Bogato zdobione szaty Assunty, w odcieniach zieleni i purpury, odsłaniają Jej prawą stopę i opadają swobodnie na srebrno-złocisty półksiężyc. Spod niego wygląda uskrzydlona główka aniołka. Tuż przy ramie, w prawym dolnym narożniku, ze złożonymi do modlitwy rękami klęczy u stóp Matki Bożej malutki człowieczek. To zapewne fundator obrazu, którym mógł być ówczesny proboszcz parafii. Jego ubiór - fioletowa sutanna oraz długa biała komża - świadczą o tym, że był on wysokiej rangi duchownym.
Reklama
Widoczny w tle za Maryją i Dzieciątkiem krajobraz odwołuje do gotyckiego widzenia przyrody. Pejzaż w tym obrazie to gęsta ściana lasu sięgająca wysokością twarzy Madonny. Na samym dole rozpościera się nieduża polanka leśna, piaszczysta, z porzuconymi tu i ówdzie kamieniami oraz wysokimi kępkami leśnych mchów. W pewnej odległości wyrastają na jej skraju cienkie, pnące się wysoko drzewa, z obfitą zielenią gałązek i połyskującego w świetle listowia. Artysta starał się dokładnie malować poszczególne pędy zarówno leśnego runa, jak i listki na gałązkach. Mimo dość skąpego oświetlenia cała ta zielona powierzchnia tła robi wrażenie tętniącej życiem ściany leśnego zagajnika.
Postać Madonny zdecydowanie dominuje nad tłem oraz nad ukazaną prawym dolnym rogu miniaturową figurką fundatora, co było charakterystyczne dla drugiej połowy XV wieku. W niektórych szczegółach obraz Matki Bożej Czermneńskiej przypomina wizerunek Matki Boskiej z Dzieciątkiem w klasztorze Kanoników Regularnych w Krakowie (jego pochodzenie datuje się na pierwszą połowę XVI wieku). W obu tych malowidłach Dzieciątko zostało ozdobione naszyjnikiem i bransoletką z korali. Ich intensywny czerwony kolor symbolizował Jego przyszłą mękę oraz człowieczeństwo.

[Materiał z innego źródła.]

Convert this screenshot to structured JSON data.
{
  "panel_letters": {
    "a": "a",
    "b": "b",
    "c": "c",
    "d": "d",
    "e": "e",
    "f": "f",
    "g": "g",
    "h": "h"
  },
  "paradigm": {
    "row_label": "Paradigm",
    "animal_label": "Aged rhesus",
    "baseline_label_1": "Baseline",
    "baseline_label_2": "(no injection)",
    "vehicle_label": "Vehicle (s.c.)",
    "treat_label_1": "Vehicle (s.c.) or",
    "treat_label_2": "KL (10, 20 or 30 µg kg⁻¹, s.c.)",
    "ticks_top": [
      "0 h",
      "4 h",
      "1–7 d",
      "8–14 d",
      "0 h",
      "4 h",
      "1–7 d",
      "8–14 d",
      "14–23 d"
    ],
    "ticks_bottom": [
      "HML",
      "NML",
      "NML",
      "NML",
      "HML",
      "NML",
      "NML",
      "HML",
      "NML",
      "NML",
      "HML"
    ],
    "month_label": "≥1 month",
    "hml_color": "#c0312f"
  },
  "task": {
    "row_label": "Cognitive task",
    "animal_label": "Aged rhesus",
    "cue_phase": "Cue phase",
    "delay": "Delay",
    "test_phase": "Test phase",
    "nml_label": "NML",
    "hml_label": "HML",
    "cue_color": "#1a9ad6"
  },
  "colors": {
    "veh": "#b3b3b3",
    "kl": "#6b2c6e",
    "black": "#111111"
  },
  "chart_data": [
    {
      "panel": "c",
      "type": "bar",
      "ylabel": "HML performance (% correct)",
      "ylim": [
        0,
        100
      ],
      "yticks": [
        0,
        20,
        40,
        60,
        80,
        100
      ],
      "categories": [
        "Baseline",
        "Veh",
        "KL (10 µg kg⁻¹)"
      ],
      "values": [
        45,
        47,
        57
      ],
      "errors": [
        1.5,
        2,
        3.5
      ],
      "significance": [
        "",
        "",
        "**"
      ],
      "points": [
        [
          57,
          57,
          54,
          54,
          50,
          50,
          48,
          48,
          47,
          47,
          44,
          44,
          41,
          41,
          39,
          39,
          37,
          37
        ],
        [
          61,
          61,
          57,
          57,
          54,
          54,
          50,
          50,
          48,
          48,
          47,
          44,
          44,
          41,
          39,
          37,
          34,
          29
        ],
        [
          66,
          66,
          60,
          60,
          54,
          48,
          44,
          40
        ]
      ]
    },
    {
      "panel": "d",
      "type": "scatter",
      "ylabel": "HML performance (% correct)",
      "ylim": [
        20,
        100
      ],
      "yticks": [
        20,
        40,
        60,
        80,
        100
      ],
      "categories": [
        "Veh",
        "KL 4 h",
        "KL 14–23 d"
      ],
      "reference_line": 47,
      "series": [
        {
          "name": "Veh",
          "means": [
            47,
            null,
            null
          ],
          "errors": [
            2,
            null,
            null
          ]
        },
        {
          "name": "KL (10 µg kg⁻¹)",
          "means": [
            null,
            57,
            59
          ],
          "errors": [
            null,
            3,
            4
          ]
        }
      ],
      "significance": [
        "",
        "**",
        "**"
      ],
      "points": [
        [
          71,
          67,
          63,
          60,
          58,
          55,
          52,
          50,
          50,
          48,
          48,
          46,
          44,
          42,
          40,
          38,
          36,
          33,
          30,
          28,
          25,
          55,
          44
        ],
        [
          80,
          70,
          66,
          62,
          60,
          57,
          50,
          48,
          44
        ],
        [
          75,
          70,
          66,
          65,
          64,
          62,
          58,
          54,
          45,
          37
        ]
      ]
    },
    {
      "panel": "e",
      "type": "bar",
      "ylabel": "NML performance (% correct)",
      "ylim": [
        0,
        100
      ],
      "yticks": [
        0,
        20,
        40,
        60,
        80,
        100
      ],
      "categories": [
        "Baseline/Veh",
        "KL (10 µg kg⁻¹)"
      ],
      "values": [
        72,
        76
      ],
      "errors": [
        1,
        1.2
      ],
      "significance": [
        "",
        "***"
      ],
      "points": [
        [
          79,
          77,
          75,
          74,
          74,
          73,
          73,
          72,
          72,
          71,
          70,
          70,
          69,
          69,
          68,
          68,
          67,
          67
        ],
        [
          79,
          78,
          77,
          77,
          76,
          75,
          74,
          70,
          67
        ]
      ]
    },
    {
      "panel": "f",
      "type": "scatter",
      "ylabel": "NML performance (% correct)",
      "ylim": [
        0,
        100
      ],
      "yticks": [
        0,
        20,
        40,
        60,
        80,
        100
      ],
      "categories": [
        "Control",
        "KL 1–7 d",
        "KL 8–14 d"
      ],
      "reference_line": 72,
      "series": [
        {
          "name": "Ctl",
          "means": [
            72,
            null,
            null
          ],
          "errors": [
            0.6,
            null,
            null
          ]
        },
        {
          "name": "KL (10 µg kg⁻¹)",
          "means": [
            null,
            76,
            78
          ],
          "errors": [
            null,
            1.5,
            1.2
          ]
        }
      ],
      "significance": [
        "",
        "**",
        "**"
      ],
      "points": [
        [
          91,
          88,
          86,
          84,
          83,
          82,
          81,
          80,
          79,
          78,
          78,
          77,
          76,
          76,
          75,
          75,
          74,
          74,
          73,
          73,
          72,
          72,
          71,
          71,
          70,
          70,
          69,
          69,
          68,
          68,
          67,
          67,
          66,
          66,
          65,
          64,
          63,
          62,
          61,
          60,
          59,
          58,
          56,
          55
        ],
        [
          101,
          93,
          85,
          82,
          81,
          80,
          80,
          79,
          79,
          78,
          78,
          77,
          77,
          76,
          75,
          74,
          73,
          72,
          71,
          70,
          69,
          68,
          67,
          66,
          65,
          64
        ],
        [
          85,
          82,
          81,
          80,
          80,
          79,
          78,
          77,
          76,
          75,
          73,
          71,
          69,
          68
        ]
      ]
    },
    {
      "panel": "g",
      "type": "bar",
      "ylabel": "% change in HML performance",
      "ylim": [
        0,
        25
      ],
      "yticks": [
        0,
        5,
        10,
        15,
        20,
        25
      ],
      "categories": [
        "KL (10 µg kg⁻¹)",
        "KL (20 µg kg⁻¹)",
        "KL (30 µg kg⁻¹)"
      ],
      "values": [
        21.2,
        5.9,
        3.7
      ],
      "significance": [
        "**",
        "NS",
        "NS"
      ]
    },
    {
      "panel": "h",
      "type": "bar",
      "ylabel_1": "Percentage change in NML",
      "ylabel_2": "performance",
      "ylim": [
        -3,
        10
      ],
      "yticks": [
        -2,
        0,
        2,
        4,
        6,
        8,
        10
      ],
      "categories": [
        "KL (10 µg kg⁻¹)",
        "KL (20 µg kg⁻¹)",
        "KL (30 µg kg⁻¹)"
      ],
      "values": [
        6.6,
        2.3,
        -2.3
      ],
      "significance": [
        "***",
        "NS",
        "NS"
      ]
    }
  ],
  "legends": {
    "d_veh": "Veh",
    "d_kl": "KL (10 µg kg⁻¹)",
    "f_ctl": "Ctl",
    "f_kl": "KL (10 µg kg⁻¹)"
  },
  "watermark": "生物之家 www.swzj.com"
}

Dzień 28 sierpnia 2011 roku stał się chwilą niezwykle uroczystą. W ramach jubileuszu 225-lecia diecezji tarnowskiej miały miejsce uroczystości koronacyjne, którym przewodniczył ordynariusz tarnowski, ks. biskup Wiktor Skworc.
Naszą wędrówkę zakończmy modlitwą do Matki Bożej Pocieszenia z Czermnej:
Najukochańsza Matko Boża Czermneńska, która od wieków przebywasz wśród nas w swym łaskami słynącym obrazie! Upadam przed Tobą na kolana ze skruszonym sercem, pragnę wyrazić moją cześć i miłość ku Tobie, a przez Ciebie złożyć Bogu w Trójcy Świętej Jedynemu najgłębszy hołd i uwielbienie. A jak ojców naszych w ich potrzebach wspomagałaś, tak i nas niech cudowna opieka i miłość Twoja nie opuszczają. Dlatego choć jestem tego niegodny, z całą ufnością zawierzam Ci wszystkie moje potrzeby i troski, a zwłaszcza polecam Ci (wymień). Nade wszystko zaś proszę Cię, wyjednaj mi łaskę odpuszczenia grzechów i szczęśliwą ostatnią godzinę, abym schodził z tego świata pojednany z Bogiem i abym razem z Tobą cieszył się wiecznym szczęściem w niebie. W Twoje ręce składam losy moje. Amen.
Na każdy czas pociechą darz! Czermneńska Pani, ratuj nas!